Desde abril do ano passado diversas empresas, incluindo a Gator, vêm sendo acusadas de uma prática ainda mais ominosa: o “pop-up download”, que se manifesta sob a forma de uma janela que surge repentinamente indagando se o usuário aceita a transferência de um determinado arquivo. Em geral são oferecidas as opções “Sim” e “Não”, confiando na tendência natural do leigo de responder “Sim” quando não sabe exatamente o que está sendo perguntado (os internautas menos experientes são levados a crer que se trata de um programa auxiliar, tipo “plug-in”, necessário a seu navegador). Ao clicar no “Sim”, ele autoriza que o programa seja transferido e instalado em sua máquina. Em sua forma menos agressiva, essa pilantragem é usada para distribuir legalmente programas gratuitos (em geral outros “adware/spyware”). Na pior forma, a janela solicitando permissão sequer é apresentada: o arquivo executável é simplesmente transferido e instalado à revelia do usuário. Nesse caso, em geral os programas transferidos têm objetivos pouco recomendáveis ou ilícitos e seus efeitos vão desde redirecionar o navegador do usuário para sítios pagos de conteúdo pornográfico até a instalação de discadores que usam o modem para efetuar ligações (muitas vezes internacionais, através do serviço DDI) para sítios pagos (veja artigo de Stefanie Olsen na CNet News, em <http://news.com.com/2100-1023-877568.html>). Os “pop-up downloads” têm causado sérios prejuízos a muita gente. Muitas vezes o código que provoca a exibição da janela vem incorporado a mensagens de correio eletrônico. Portanto, sugiro adotar o hábito saudável de, toda vez que uma janela se abrir repentinamente em sua tela perguntando se deseja que esse ou aquele arquivo seja transferido para sua máquina, responder invariavelmente “Não”, a não ser que você saiba exatamente do que se trata.

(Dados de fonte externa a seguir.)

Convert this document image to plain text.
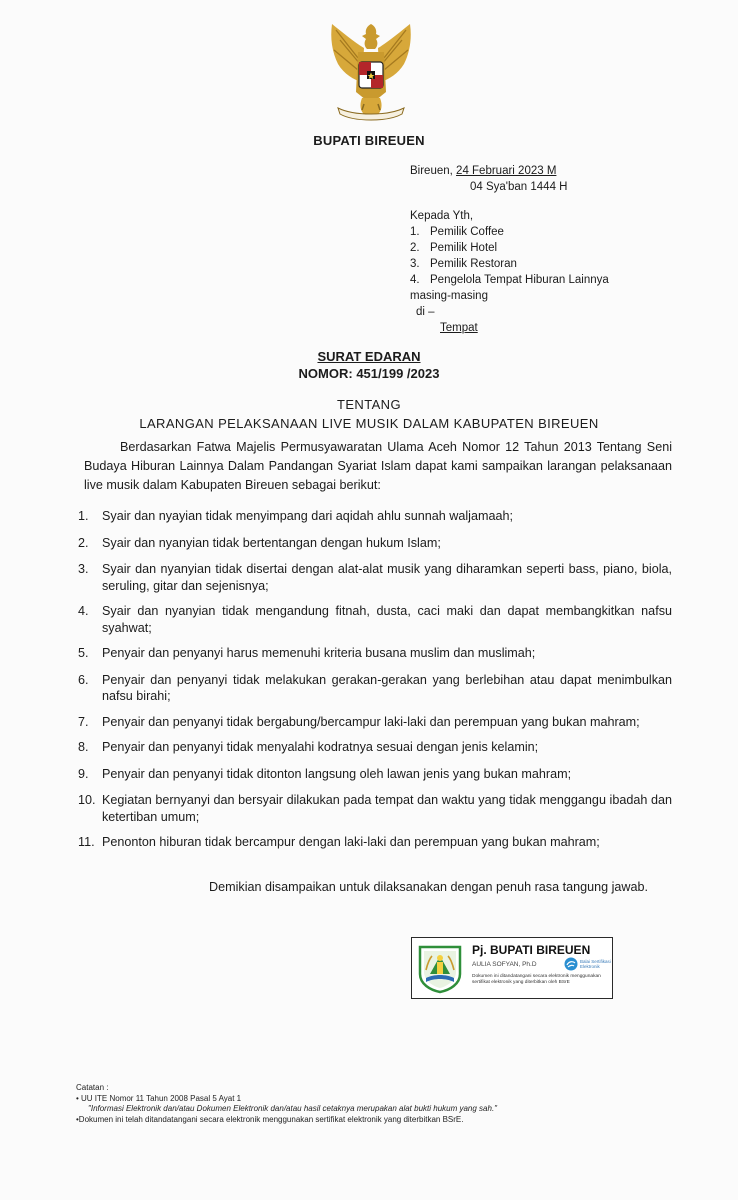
BUPATI BIREUEN
Bireuen, 24 Februari 2023 M
04 Sya'ban 1444 H
Kepada Yth,
1. Pemilik Coffee
2. Pemilik Hotel
3. Pemilik Restoran
4. Pengelola Tempat Hiburan Lainnya
masing-masing
di –
Tempat
SURAT EDARAN
NOMOR: 451/199 /2023
TENTANG
LARANGAN PELAKSANAAN LIVE MUSIK DALAM KABUPATEN BIREUEN
Berdasarkan Fatwa Majelis Permusyawaratan Ulama Aceh Nomor 12 Tahun 2013 Tentang Seni Budaya Hiburan Lainnya Dalam Pandangan Syariat Islam dapat kami sampaikan larangan pelaksanaan live musik dalam Kabupaten Bireuen sebagai berikut:
1.	Syair dan nyayian tidak menyimpang dari aqidah ahlu sunnah waljamaah;
2.	Syair dan nyanyian tidak bertentangan dengan hukum Islam;
3.	Syair dan nyanyian tidak disertai dengan alat-alat musik yang diharamkan seperti bass, piano, biola, seruling, gitar dan sejenisnya;
4.	Syair dan nyanyian tidak mengandung fitnah, dusta, caci maki dan dapat membangkitkan nafsu syahwat;
5.	Penyair dan penyanyi harus memenuhi kriteria busana muslim dan muslimah;
6.	Penyair dan penyanyi tidak melakukan gerakan-gerakan yang berlebihan atau dapat menimbulkan nafsu birahi;
7.	Penyair dan penyanyi tidak bergabung/bercampur laki-laki dan perempuan yang bukan mahram;
8.	Penyair dan penyanyi tidak menyalahi kodratnya sesuai dengan jenis kelamin;
9.	Penyair dan penyanyi tidak ditonton langsung oleh lawan jenis yang bukan mahram;
10. Kegiatan bernyanyi dan bersyair dilakukan pada tempat dan waktu yang tidak menggangu ibadah dan ketertiban umum;
11. Penonton hiburan tidak bercampur dengan laki-laki dan perempuan yang bukan mahram;
Demikian disampaikan untuk dilaksanakan dengan penuh rasa tangung jawab.
Pj. BUPATI BIREUEN
AULIA SOFYAN, Ph.D	Balai Sertifikasi Elektronik
Dokumen ini ditandatangani secara elektronik menggunakan sertifikat elektronik yang diterbitkan oleh BSrE
Catatan :
• UU ITE Nomor 11 Tahun 2008 Pasal 5 Ayat 1
"Informasi Elektronik dan/atau Dokumen Elektronik dan/atau hasil cetaknya merupakan alat bukti hukum yang sah."
•Dokumen ini telah ditandatangani secara elektronik menggunakan sertifikat elektronik yang diterbitkan BSrE.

Muitos dos programas “adware/spyware” alteram os ajustes do navegador, modificando a barra título (na qual inclui o próprio nome), a página inicial (para a de seu sítio ou para a de um de seus clientes), a barra de ferramentas (acrescentando ícones que executam tarefas que geralmente não interessam ao usuário), a lista de favoritos (acrescentando URLs dos sítios de seus clientes) e outras características. Em geral conseguem isso alterando obscuras chaves do Registro de Windows de modo a tornar praticamente impossível para um usuário leigo reverter as alterações (muitas vezes nem mesmo um usuário experiente o consegue). Outra forma de conseguir o mesmo efeito é usar o serviço denominado BHO (Browser Helper Objects) para se agregar ao código do Internet Explorer, tornando praticamente impossível a remoção. Dois exemplos desse tipo são os portais Lop.Com e Xupiter.Com, que redirecionam o navegador para suas páginas sem intervenção do usuário. Outros, como o CommonName, um programa usado para simplificar o acesso a sítios escolhidos pelo usuário substituindo longos e complicados URLs por nomes “comuns”, incorporam um “spyware” que, quando removido com os programas desenvolvidos para esse fim (sobre os quais falaremos adiante), simplesmente impede que a máquina volte a ter acesso à Internet.
Alguns programas “adware” recorrem a técnicas quase diabólicas. Uma delas é o lançamento de mais de dez janelas “pop-up” simultaneamente, na esperança que o usuário preste atenção pelo menos a uma delas. Outra é a técnica denominada “mousetrapping” que faz com que, quando o usuário tenta fechar a janela indesejada, diversas outras, idênticas, sejam abertas simultaneamente. O objetivo é dificultar a identificação da janela original, fazendo com que ela permaneça aberta por mais tempo, atraindo a atenção do usuário.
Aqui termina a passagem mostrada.